Furthermore, this Sovereign God is redeeming not merely individuals who say "yes," but "a chosen people, a royal priesthood, a holy nation, a people belonging to God, that [we] may declare the praises of him who called [us] out of darkness into his wonderful light. Once [we] were not a people, but now [we] are the people of God" (1 Pet. 2:9’10). God's goal is a redeemed and converted people. Unlike the Marines, he is not just "looking for a few good men" but is creating a new humanity out of an ungodly race. He does not simply want a few outstanding trumpet players who "wow" their adoring fans (not a few "testimonies" have fit that picture), but an orchestra where the attraction lies in the harmony. Therefore, a correct relationship to God can take place only within the context of the covenant community.
We enter this new society through baptism, as circumcision served in the Old Testament. This analogy, far from an imposition of a theological system, is directly affirmed by our Lord and his apostles. For instance, Paul tells us that we were united with Christ through "the circumcision done by Christ, having been buried with him in baptism" (Col. 2:11). As Peter assured his audience that the gospel promise was still "for you and for your children," so too we must challenge any conversionistic evangelism that ignores the covenantal context of conversion.
In this way, the anxiety of Christian children about being converted or born again is removed.

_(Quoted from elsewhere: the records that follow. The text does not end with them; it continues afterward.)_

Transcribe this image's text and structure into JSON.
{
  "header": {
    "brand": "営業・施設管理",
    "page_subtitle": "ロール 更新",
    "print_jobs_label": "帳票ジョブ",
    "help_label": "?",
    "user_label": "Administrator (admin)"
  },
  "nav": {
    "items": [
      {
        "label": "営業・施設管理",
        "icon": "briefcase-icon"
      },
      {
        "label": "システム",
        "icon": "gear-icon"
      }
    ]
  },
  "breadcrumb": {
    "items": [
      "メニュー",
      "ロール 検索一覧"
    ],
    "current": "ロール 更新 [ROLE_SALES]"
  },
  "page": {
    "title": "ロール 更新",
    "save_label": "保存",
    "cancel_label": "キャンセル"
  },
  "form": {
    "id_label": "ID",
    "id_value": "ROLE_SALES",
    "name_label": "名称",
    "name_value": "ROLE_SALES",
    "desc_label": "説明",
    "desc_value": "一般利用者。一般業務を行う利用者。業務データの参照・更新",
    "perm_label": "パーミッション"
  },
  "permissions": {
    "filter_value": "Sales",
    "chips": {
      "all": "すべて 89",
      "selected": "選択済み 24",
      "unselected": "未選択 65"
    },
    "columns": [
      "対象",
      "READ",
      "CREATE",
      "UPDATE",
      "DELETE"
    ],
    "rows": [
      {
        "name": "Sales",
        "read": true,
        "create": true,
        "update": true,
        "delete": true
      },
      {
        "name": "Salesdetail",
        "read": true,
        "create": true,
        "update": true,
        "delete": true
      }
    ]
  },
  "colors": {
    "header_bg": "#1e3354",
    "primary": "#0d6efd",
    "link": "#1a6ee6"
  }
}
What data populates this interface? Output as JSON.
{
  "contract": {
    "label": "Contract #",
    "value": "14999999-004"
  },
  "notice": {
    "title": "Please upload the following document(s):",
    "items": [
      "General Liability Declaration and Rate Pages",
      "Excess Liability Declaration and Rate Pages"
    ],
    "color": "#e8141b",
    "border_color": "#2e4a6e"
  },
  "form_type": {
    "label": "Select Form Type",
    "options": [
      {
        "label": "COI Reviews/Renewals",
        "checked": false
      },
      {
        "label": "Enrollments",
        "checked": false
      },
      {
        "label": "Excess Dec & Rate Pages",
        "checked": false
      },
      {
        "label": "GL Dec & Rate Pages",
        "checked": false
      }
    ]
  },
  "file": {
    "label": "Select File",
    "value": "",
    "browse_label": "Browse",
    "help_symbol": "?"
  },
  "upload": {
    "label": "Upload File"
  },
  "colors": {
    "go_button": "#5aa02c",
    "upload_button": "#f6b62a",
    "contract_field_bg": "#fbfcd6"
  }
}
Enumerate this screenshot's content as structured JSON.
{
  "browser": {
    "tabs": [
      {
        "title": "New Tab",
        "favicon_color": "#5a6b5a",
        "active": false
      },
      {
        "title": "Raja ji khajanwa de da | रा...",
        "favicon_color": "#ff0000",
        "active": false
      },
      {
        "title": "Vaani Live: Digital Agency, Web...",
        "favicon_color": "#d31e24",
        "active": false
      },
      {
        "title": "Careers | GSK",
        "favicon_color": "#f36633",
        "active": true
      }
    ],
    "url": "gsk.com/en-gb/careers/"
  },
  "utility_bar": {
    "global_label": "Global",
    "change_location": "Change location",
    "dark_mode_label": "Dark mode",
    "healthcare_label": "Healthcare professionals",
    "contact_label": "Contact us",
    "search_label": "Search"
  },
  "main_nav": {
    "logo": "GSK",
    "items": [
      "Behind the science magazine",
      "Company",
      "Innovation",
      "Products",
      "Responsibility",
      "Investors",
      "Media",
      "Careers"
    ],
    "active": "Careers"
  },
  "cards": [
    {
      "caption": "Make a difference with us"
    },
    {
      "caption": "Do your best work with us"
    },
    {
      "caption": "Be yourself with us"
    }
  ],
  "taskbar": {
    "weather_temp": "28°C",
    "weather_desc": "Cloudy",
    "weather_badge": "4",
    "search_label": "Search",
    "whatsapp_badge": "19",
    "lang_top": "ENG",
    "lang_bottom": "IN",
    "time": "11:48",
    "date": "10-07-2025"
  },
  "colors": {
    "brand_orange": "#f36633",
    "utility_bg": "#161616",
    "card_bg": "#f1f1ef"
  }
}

They are called to deepen their understanding and experience of God and their inheritance with the saints, but they are not to turn inward, searching for that one radical change in their behavior they brought about one day when they decided to follow Jesus. Our society is given to conversionism: self-help cures, self-improvement programs with cheerful testimonies and "before" and "after" photos. Dramatic contrasts and sensational reports, while calculated to bring glory to God, often bring glory to those who had the sense to turn their life around. And there is a danger of so emphasizing the covenantal aspect that children are not encouraged to develop their own relationship with God. But the guardrail must also be raised against the opposite and more general danger in evangelicalism: individualistic and triumphalist visions that rob God of his glory and his people of their comfort and assurance.
Let us, therefore, honor conversion not only as an event of turning from sin to Christ, but also as a lifelong struggle. It is not a struggle to inherit the Promised Land, since this is a free gift secured for us by the electing, redeeming, and saving grace of the Triune God. Rather, it is a lifelong struggle toward this everlasting inheritance. We have been saved (justification); we are being saved (sanctification); we will be saved (glorification). Regardless of how unimpressive our experiences of growth, zeal, and spiritual success, God has promised this land to all who have placed their faith in Christ alone. Let us long for greater and deeper conversion by casting a skeptical eye on approaches that make radical conversion and instant change in behavior and personality a mark of a genuine new birth. While the new birth, our spiritual resurrection, is instantaneous and not the product of our cooperation, conversion is a marathon in which we struggle earnestly, and the crown of life awaits us at the finish line. It is not the survival of the fittest, but the endurance of the weakest, "looking to Jesus, the founder and perfecter of our faith" (Heb. 12:2).